Kisah Para Sufi: Al-Ghazali, Dari Keraguan Filsafat Menuju Kedalaman Tasawuf yang Menyejukkan
- Image Creator Grok/Handoko
Al-Ghazali juga dikenal luas karena kritiknya terhadap para filsuf dalam bukunya Tahafut al-Falasifah (Kerancuan Para Filsuf). Dalam karya ini, ia menentang sebagian pandangan metafisik dari filsuf-filsuf Muslim yang terlalu terpengaruh oleh pemikiran Yunani seperti Aristoteles dan Plotinus. Ia menilai bahwa beberapa pandangan tersebut menyimpang dari prinsip dasar Islam.
Namun, perlu dicatat bahwa Al-Ghazali tidak menolak filsafat secara keseluruhan. Ia tetap menggunakan logika dan metode filsafat dalam karya-karyanya, terutama dalam menyusun argumen teologis. Ia hanya menolak aspek filsafat yang bertentangan dengan akidah Islam.
Dengan demikian, Al-Ghazali tidak bersikap anti-intelektual, melainkan selektif dan kritis. Ia menyaring filsafat agar sejalan dengan nilai-nilai spiritual dan syariat.
Warisan Pemikiran yang Abadi
Pengaruh Al-Ghazali sangat luas, tidak hanya di dunia Islam, tetapi juga dalam tradisi filsafat Barat.
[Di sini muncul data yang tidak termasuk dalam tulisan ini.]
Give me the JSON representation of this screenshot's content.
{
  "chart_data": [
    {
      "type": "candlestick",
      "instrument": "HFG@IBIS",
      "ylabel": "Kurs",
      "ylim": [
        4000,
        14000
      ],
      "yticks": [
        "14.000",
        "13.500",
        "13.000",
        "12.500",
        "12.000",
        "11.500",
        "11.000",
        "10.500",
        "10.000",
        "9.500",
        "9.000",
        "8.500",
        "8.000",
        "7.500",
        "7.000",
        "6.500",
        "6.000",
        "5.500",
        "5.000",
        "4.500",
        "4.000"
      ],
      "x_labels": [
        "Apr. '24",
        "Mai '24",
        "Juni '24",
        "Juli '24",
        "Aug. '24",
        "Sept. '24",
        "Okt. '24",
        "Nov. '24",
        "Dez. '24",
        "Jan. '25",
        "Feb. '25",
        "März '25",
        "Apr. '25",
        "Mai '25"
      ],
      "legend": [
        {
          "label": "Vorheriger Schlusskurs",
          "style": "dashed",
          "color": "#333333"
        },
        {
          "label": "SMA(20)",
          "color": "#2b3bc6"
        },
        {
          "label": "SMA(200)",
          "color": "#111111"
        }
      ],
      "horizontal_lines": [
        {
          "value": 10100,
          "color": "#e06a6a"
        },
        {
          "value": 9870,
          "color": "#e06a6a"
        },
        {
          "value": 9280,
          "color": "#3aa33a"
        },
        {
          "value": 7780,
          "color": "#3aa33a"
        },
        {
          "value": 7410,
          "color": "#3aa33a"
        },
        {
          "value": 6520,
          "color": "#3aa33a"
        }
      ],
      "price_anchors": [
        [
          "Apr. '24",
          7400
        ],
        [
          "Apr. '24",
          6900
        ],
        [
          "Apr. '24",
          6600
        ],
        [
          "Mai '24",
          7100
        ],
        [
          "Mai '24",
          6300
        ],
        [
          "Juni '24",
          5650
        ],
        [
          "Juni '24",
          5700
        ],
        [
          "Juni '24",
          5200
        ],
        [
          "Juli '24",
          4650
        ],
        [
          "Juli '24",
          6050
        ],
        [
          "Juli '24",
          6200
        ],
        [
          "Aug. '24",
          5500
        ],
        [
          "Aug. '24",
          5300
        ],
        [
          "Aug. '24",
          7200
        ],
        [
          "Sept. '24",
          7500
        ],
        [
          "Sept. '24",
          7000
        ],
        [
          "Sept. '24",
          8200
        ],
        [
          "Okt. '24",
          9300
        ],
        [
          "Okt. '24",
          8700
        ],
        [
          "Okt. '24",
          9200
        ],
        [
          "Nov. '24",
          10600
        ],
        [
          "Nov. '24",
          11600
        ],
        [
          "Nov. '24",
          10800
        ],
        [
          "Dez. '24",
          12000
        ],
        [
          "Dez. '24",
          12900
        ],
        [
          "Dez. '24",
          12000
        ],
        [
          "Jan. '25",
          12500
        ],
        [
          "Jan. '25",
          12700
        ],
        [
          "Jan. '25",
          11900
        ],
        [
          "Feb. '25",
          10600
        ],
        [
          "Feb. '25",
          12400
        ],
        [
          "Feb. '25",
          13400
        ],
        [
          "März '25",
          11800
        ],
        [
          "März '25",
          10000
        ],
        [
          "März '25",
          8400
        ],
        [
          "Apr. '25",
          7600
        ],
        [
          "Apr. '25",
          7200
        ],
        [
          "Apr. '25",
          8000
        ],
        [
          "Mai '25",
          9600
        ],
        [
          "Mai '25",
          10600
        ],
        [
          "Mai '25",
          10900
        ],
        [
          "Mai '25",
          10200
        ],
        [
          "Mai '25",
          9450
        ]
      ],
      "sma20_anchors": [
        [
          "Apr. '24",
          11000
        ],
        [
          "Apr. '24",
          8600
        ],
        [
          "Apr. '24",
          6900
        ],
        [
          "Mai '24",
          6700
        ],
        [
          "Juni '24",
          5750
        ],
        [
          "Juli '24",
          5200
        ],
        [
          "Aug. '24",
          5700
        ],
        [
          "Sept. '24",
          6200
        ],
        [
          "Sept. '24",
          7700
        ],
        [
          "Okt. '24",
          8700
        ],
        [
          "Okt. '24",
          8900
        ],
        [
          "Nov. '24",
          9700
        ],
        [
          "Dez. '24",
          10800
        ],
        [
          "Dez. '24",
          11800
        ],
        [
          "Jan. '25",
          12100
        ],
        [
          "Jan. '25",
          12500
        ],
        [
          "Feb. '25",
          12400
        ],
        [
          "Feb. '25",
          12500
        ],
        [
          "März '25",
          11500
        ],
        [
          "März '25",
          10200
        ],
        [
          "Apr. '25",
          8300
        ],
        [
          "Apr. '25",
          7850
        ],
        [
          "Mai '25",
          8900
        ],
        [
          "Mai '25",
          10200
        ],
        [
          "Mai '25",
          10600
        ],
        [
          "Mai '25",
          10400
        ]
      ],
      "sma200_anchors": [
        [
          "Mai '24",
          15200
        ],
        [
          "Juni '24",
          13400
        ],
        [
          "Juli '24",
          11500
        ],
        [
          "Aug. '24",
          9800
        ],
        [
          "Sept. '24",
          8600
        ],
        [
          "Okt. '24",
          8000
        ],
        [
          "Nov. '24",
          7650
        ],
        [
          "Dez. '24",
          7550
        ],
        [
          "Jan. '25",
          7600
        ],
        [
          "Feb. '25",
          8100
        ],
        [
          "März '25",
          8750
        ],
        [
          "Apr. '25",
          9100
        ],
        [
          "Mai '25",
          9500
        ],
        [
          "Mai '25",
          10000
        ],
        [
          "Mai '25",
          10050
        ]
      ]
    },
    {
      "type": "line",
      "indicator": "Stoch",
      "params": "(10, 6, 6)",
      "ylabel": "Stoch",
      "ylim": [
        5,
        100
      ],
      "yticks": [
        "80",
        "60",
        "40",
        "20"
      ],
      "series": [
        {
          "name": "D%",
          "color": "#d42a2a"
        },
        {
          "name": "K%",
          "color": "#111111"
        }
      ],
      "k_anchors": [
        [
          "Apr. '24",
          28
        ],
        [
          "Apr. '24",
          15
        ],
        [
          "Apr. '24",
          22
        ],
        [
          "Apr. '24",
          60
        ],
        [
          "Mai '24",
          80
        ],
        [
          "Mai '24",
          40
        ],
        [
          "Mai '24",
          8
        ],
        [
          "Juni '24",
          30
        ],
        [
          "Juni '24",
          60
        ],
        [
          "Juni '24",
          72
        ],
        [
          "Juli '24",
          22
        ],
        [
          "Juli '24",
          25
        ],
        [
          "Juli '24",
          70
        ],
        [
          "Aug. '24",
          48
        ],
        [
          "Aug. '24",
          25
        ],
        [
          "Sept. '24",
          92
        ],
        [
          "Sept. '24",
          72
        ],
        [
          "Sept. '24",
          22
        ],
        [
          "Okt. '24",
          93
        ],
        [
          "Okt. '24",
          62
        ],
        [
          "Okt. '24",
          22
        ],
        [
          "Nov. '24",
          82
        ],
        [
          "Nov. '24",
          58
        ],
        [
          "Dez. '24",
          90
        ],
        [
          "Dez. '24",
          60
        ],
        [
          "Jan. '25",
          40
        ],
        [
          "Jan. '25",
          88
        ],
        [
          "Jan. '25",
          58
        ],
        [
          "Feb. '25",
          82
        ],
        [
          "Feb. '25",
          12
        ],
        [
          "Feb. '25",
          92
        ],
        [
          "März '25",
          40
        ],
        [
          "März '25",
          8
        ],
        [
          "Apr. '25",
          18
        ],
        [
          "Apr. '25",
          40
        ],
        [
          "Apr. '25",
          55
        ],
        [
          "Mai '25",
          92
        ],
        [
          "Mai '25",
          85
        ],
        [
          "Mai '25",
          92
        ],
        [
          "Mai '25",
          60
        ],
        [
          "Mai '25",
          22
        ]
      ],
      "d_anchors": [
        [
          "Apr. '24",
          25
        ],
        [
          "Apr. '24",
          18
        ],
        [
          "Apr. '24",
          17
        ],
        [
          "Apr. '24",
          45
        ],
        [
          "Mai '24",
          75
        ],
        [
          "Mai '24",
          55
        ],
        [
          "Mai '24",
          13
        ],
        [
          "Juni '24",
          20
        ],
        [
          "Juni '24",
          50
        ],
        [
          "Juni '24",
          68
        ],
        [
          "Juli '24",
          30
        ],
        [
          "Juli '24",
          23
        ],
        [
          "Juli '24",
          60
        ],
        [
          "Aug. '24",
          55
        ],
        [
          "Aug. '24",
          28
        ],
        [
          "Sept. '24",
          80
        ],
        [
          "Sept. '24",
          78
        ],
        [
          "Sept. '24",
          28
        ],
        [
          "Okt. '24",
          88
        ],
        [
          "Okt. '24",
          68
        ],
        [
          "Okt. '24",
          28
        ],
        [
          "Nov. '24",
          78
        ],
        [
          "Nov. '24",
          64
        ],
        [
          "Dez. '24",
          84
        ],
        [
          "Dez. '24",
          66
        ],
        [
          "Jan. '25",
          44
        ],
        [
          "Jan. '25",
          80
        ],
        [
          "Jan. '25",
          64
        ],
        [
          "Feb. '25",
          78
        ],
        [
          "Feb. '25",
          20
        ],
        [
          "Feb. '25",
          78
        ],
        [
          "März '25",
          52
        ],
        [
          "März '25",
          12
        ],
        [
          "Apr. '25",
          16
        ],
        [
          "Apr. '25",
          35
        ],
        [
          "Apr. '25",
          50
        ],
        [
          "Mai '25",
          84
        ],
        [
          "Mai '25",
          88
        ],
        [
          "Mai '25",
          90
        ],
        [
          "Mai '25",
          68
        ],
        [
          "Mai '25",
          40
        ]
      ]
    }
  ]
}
Filsuf besar seperti Thomas Aquinas dikabarkan banyak terinspirasi oleh karya-karya Al-Ghazali, meskipun tidak secara langsung.
Di dunia Islam, ia sering disebut sebagai Hujjatul Islam (Pembela Islam) karena kemampuannya menjawab tantangan intelektual pada zamannya dengan cara yang brilian dan menggugah hati.
Pemikiran Al-Ghazali menjadi inspirasi bagi banyak generasi untuk tidak terjebak pada ekstremitas: baik ekstremitas rasionalisme yang kering maupun ekstremitas spiritualisme yang tidak membumi. Ia mengajarkan bahwa Islam adalah jalan tengah—jalan keseimbangan antara akal dan hati, antara syariat dan hakikat.